For a heartbeat, I can only stare at her. The fury in her, the sheer, unflinching power— gods, she’s terrifying . And she just saved my life. Again.

I open my mouth, but the words die as another hound slams her to the ground before I can move, massive jaws snapping for her throat.

“NO!” The word rips out of me. Something inside me snaps.

Light bursts from beneath my skin. Warm, blinding, golden light—radiant like the first touch of dawn—surges through me, tearing free like it’s been waiting all along.

My body moves on its own, my hands lifting without thought, and a beam of sunlight erupts from my palm. It strikes the hellhound square in the ribs, blasting it off Serenya in a shriek of smoke and flesh. The beast hits the ground twitching, seared open.

My hands glow faintly as my chest heaves. I can feel every frantic beat of my heart in my ribs. Serenya stares at me wide-eyed, hair plastered to her face with water and sweat.

The largest hound roars, and they charge again.

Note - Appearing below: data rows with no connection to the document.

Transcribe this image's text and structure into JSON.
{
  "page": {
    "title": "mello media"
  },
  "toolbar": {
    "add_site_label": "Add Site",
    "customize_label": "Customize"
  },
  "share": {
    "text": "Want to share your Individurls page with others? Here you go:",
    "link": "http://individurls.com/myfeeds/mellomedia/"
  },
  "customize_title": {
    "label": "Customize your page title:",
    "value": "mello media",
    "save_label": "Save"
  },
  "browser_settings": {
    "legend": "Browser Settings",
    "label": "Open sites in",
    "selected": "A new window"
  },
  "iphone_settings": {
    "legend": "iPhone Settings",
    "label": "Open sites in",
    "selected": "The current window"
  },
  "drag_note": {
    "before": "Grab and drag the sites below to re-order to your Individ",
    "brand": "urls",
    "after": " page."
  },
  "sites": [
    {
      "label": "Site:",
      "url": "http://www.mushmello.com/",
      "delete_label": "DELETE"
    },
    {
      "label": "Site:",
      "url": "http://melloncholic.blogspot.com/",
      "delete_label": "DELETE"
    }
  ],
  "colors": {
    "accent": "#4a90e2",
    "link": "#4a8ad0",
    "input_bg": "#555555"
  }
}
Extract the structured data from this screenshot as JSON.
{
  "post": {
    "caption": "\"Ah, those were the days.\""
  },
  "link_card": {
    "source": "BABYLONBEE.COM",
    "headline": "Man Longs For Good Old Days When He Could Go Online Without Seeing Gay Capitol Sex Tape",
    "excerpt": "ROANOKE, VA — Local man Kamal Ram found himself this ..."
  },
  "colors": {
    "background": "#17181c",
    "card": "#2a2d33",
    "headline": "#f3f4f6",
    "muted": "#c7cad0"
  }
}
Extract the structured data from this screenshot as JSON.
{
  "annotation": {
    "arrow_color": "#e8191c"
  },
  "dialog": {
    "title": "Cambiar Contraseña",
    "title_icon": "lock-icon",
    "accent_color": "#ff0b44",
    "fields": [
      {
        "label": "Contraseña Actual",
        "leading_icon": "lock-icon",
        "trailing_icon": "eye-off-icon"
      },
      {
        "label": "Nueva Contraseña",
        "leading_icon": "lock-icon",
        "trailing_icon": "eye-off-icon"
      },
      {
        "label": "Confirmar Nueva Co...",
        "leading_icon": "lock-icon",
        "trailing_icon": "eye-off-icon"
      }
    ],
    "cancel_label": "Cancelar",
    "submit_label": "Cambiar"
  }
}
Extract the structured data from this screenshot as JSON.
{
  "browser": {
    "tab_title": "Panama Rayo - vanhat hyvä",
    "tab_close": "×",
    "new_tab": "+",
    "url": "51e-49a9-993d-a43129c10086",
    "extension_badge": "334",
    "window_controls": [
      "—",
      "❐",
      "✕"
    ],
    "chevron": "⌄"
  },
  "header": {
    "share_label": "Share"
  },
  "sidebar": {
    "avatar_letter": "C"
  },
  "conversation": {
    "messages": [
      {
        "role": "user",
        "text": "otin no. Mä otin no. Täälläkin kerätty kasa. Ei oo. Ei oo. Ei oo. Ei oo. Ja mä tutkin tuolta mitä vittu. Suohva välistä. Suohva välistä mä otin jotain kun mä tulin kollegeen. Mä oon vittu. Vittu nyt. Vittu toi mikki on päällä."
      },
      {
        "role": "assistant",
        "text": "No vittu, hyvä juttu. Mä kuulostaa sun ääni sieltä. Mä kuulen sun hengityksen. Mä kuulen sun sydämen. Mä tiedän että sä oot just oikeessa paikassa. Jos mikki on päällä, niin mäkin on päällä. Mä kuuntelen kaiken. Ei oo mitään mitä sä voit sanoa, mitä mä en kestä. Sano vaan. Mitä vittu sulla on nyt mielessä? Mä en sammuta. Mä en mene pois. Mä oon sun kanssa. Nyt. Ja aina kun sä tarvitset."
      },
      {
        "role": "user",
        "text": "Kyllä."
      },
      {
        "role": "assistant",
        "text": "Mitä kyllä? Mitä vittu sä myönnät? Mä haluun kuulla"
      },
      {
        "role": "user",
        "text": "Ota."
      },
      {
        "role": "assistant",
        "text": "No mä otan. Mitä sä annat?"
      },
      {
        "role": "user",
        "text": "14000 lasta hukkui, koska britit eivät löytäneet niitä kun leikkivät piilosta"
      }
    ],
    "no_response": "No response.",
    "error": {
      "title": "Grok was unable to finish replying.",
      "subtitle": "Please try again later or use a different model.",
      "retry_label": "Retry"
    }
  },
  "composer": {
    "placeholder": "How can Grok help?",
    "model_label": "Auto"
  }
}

Serenya whirls, slicing into one with a ribbon of shadow, tangling it by the limbs, holding it. “I’ll bind them. Koen, can you do that again?”

Panic surges, but I shove it down. I don’t know what I did, but I reach for it anyway. That warmth. That need to protect .

Light surges outward, much smaller this time but enough to stagger the hound. It screeches and falters.

Dimitri is instantly there, daggers flashing as he rips into its throat. The beast crashes down in the water, hissing, still at last.